My 2-year-old grandson is able to unlatch all the belts holding him in on his car seat. I don't believe he is the only one able to do this. Does anyone know of something that can be purchased to cover the latches, like a sheath or something, or how you were able to correct this. It is impossible to drive anywhere alone with him, there has to be someone in the back seat to make sure he doesn't get out of the seat. Thank you for any assistance you can provide. Thank you.
From: Donna, Georgetown
Hi Donna --
That is one strong grandson you've got! In fact, it's so rare for a toddler to be able to generate the pressure it takes to manipulate these latches that children's car seat expert Ben Hoffman suggests there is something wrong with the buckles, or that he's in the wrong kind of car seat.
Hoffman, a member of the American Academy of Pediatrics' committee on injury, violence & poison prevention, says it takes 12 to 15 pounds of pressure to open the buckles on a properly installed car seat, "more than the typical 2-year-old can generate."
Is it possible your grandson is in booster seat rather than a 5-point harness? The 5-point harness is the only appropriate car seat for a 2-year-old. If he's physically big enough for a booster seat (and too big for a rear- or forward-facing seat), it is possible he could manage to manipulate the latches.
In either case, Hoffman suggests getting the current car seat inspected. The National Highway Traffic and Safety Association has a Child Safety Seat Inspection Locator which will tell you where you can go in your zip code to find an inspector. So does seatcheck.org.

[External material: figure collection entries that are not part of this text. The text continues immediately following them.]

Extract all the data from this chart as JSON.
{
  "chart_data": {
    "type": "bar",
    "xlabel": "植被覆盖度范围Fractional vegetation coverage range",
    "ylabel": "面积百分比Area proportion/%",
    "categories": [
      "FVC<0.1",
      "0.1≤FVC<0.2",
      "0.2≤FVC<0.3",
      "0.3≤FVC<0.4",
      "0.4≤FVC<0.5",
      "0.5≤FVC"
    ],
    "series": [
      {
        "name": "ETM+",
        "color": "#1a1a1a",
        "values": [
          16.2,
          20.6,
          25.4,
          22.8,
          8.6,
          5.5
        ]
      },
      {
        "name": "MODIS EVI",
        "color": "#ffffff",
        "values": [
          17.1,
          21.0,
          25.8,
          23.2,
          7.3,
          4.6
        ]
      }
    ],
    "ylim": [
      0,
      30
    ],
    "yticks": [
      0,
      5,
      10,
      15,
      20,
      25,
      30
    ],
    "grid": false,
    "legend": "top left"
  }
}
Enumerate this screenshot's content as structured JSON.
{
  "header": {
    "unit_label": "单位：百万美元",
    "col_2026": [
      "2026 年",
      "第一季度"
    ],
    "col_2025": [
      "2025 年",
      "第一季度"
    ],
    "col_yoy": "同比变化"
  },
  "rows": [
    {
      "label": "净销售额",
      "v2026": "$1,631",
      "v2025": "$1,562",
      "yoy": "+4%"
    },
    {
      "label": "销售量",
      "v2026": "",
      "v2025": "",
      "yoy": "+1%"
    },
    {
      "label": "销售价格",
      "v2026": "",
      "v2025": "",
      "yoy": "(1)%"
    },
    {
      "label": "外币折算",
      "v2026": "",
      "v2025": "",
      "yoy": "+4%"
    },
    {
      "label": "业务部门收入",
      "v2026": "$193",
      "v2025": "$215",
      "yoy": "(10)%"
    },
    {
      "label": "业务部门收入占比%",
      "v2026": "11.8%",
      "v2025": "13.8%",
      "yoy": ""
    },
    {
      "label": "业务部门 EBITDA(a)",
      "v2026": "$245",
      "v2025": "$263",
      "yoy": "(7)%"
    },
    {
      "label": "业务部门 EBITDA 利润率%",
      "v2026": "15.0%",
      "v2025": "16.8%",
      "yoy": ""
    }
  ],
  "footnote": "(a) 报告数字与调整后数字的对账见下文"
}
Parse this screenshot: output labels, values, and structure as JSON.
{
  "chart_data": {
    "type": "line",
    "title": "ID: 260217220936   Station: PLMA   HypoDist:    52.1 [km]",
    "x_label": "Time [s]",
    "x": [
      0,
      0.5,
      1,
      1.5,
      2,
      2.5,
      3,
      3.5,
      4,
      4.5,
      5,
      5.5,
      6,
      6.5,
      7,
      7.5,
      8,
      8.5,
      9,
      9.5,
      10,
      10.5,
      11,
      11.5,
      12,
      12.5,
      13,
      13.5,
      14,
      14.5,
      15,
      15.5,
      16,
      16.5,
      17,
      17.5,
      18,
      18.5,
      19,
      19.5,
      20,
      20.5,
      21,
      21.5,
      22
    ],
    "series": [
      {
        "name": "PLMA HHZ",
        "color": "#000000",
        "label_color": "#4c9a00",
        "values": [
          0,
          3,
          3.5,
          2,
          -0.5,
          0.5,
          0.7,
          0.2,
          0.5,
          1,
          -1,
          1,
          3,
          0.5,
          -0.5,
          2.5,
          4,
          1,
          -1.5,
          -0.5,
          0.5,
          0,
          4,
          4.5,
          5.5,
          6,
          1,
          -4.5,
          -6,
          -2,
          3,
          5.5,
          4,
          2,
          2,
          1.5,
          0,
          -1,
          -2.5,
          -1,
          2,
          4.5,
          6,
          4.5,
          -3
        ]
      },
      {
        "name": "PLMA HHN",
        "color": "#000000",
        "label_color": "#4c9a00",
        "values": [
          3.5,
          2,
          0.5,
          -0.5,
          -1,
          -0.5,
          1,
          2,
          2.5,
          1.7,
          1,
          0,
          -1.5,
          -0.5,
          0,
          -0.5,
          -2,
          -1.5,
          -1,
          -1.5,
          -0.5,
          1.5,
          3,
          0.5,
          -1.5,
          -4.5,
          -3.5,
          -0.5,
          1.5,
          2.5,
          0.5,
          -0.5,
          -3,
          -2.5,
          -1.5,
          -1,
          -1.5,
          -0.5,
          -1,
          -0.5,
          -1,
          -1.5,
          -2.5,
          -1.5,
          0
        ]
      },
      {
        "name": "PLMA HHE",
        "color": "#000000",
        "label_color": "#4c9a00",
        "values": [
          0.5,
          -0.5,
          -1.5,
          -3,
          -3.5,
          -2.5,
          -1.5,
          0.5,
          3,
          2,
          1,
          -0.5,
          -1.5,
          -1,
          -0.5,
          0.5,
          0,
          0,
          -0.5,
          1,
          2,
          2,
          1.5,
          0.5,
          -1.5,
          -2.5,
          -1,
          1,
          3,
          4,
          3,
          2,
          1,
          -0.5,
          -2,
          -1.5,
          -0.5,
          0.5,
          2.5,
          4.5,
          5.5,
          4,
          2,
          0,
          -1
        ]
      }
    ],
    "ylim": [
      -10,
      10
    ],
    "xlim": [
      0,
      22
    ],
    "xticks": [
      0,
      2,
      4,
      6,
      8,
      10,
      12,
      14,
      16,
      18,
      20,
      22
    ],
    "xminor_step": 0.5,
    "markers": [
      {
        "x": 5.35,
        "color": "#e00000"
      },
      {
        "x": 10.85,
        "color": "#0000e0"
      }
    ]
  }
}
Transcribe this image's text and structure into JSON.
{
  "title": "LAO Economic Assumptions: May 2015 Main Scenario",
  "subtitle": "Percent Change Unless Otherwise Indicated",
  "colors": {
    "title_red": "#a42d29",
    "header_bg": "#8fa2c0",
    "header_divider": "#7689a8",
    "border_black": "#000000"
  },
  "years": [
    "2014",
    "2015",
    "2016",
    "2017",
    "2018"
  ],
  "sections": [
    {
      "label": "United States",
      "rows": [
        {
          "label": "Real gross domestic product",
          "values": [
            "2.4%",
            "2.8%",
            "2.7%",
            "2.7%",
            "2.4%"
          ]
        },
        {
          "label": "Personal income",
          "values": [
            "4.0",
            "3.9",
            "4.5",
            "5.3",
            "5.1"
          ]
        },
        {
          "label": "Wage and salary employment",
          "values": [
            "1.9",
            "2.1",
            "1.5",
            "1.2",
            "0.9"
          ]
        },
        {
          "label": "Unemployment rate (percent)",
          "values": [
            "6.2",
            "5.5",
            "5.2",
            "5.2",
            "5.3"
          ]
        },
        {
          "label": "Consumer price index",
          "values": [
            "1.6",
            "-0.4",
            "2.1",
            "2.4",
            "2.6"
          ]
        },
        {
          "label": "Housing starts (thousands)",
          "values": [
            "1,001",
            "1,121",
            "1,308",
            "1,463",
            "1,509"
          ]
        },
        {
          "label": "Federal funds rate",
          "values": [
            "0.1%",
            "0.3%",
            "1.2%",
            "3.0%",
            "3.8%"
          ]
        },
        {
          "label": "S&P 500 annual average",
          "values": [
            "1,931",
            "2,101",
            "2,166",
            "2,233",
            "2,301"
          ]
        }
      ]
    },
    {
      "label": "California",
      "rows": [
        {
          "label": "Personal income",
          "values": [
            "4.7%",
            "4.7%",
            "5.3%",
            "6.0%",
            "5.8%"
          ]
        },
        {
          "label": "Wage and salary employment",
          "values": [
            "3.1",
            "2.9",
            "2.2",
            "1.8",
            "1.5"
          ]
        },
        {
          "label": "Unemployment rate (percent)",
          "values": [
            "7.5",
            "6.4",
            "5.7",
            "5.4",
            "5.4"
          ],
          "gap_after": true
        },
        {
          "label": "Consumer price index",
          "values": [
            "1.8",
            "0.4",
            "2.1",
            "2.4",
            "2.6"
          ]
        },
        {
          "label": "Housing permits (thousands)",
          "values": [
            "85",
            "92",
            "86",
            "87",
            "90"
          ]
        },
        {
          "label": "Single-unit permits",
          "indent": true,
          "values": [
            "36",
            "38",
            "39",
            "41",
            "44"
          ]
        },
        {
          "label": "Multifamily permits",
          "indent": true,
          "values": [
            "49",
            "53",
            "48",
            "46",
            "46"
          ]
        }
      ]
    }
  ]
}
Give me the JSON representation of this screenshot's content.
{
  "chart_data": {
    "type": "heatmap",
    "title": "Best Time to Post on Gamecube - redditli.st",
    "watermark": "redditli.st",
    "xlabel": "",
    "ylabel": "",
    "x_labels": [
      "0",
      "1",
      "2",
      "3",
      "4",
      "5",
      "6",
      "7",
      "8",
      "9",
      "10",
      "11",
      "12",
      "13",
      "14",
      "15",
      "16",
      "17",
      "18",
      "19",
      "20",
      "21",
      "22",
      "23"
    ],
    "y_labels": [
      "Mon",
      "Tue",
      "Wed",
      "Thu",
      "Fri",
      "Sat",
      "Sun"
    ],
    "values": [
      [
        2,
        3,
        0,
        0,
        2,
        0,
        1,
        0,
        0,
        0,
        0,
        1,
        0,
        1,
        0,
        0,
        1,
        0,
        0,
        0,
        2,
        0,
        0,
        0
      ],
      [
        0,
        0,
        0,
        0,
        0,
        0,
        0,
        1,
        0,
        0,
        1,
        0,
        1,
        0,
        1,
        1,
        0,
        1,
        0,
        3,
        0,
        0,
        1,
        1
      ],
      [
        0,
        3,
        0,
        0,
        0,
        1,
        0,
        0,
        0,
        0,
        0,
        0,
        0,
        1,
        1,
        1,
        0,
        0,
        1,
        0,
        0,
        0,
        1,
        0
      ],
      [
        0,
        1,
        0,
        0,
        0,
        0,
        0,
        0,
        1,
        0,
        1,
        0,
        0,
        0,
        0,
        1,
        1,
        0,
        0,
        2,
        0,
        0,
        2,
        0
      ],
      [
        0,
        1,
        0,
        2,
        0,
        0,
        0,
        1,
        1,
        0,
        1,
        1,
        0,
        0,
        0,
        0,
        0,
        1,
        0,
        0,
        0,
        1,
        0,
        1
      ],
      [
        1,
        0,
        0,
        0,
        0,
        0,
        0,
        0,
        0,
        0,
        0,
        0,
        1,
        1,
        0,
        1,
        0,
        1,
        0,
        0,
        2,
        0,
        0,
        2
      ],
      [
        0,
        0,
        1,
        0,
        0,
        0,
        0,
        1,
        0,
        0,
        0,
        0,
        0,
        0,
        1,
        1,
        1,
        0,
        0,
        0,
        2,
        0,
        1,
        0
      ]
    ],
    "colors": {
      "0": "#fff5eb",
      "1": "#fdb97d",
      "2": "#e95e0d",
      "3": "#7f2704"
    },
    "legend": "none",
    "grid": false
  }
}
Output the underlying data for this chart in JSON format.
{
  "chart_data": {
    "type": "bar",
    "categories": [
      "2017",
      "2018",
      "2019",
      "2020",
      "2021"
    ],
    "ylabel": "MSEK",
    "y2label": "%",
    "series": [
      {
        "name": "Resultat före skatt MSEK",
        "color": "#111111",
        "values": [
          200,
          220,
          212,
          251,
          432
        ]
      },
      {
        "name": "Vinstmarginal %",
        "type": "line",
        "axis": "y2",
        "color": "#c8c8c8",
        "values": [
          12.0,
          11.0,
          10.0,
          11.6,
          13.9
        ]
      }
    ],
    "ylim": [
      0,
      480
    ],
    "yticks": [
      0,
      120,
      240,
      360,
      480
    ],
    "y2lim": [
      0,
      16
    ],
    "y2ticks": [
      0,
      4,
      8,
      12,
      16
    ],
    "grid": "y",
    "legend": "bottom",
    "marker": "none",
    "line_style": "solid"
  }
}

With an older child who learns to manipulate the latches on a booster seat, a parent's recourse is zero-tolerance. "You need to pull the car over and say simply, 'This car cannot move unless your seat belt is latched,'" Hoffman said. A 4-year-old is able to understand the consequences and when parents literally stop the car or refuse to start, the behavior typically disappears quickly. But a 2-year-old is not cognitively able to understand those consequences.
If you have more questions about car seat safety, Hoffman is willing to help. Contact him at Safer New Mexico Now. By the way, according to that organization, three out of four children's car seats are improperly installed. Yikes!